Dreamscape is not alone in its mall strategy. One competitor, “The VOID,” a VR experience offered at the Glendale Galleria in Glendale, Ca. among other locations, is based around established vehicles like “Star Wars” and “Ghostbusters.”
Though the current Dreamscape Immersive experiences are all original creations, the company is not averse to franchise-based entertainment. The plan is to house five stand-alone adventures at Westfield, both original and studio-based that will be updated on a regular basis.
Dreamscape will also be ramping up with four new stand-alone and in-theatre venues through its partnership with AMC Theatres, the world’s largest cinema exhibitor. According to a release distributed before the press event, AMC has identified a series of key markets for its new Dreamscape destinations, including the Dallas/Fort Worth, Columbus Ohio, and the New York/New Jersey metro area. AMC will begin to introduce these locations in mid 2019. A representative for Dreamscape told CO that the partnership has selected NorthPark Center in Dallas and Roosevelt Field in New York for the rollout, but declined to offer further details.
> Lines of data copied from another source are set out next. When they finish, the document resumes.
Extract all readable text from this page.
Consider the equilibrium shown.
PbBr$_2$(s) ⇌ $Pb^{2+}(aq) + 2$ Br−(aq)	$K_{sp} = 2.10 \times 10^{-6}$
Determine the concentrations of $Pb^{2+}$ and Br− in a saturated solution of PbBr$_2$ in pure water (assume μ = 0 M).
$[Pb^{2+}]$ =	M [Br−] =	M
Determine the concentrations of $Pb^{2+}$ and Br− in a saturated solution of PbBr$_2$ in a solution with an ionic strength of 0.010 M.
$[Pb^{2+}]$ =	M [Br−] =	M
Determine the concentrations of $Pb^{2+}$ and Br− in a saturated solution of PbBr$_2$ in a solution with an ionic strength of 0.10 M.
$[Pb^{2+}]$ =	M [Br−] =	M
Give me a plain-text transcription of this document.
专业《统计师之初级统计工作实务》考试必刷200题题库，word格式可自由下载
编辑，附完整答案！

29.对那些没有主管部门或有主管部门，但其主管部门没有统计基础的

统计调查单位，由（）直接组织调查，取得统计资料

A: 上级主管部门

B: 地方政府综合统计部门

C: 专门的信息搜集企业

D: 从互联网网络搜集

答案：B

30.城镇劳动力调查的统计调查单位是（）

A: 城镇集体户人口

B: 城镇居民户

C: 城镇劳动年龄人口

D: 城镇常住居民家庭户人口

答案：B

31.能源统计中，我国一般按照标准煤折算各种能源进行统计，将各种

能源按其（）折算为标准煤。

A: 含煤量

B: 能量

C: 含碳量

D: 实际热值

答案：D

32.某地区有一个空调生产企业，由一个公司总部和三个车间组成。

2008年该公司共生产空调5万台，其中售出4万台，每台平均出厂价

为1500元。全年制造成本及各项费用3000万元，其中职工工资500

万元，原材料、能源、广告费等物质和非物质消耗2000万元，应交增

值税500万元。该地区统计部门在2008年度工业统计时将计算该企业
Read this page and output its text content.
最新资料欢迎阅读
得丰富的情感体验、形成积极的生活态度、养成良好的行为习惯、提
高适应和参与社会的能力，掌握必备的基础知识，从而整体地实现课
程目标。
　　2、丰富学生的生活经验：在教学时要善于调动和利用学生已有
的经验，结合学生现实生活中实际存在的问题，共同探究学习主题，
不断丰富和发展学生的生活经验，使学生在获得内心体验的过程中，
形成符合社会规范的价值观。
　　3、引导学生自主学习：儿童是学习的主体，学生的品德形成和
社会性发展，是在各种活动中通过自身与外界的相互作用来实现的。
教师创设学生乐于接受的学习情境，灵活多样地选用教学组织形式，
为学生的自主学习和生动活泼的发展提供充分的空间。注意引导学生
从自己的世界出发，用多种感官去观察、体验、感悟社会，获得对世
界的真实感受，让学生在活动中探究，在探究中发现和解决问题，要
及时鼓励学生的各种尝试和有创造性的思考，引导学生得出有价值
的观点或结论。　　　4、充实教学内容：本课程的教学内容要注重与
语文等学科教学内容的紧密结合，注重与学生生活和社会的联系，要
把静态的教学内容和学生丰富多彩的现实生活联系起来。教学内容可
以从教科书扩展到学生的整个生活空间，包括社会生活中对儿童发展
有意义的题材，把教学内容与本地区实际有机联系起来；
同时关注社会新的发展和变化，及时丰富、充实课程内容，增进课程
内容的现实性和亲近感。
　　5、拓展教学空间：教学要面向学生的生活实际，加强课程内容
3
For Parke, being able to open and operate the first site in their “own backyard in the epicenter of the creativity of this city,” is a major plus.
“It’s sort of a laboratory for us. We can try out what is the VR combination that is going to work, what is the merchandise combination that’s going to work, so that when we expand to other malls and other commercial spaces we will have sort of codified the whole thing. We will understand what works best,” he told CO. “What are the stylistic aspects of the space itself that we want to make sure translates to potential projects where we may go. It’s really valuable for us not just to build an audience, but to learn from their experiences.”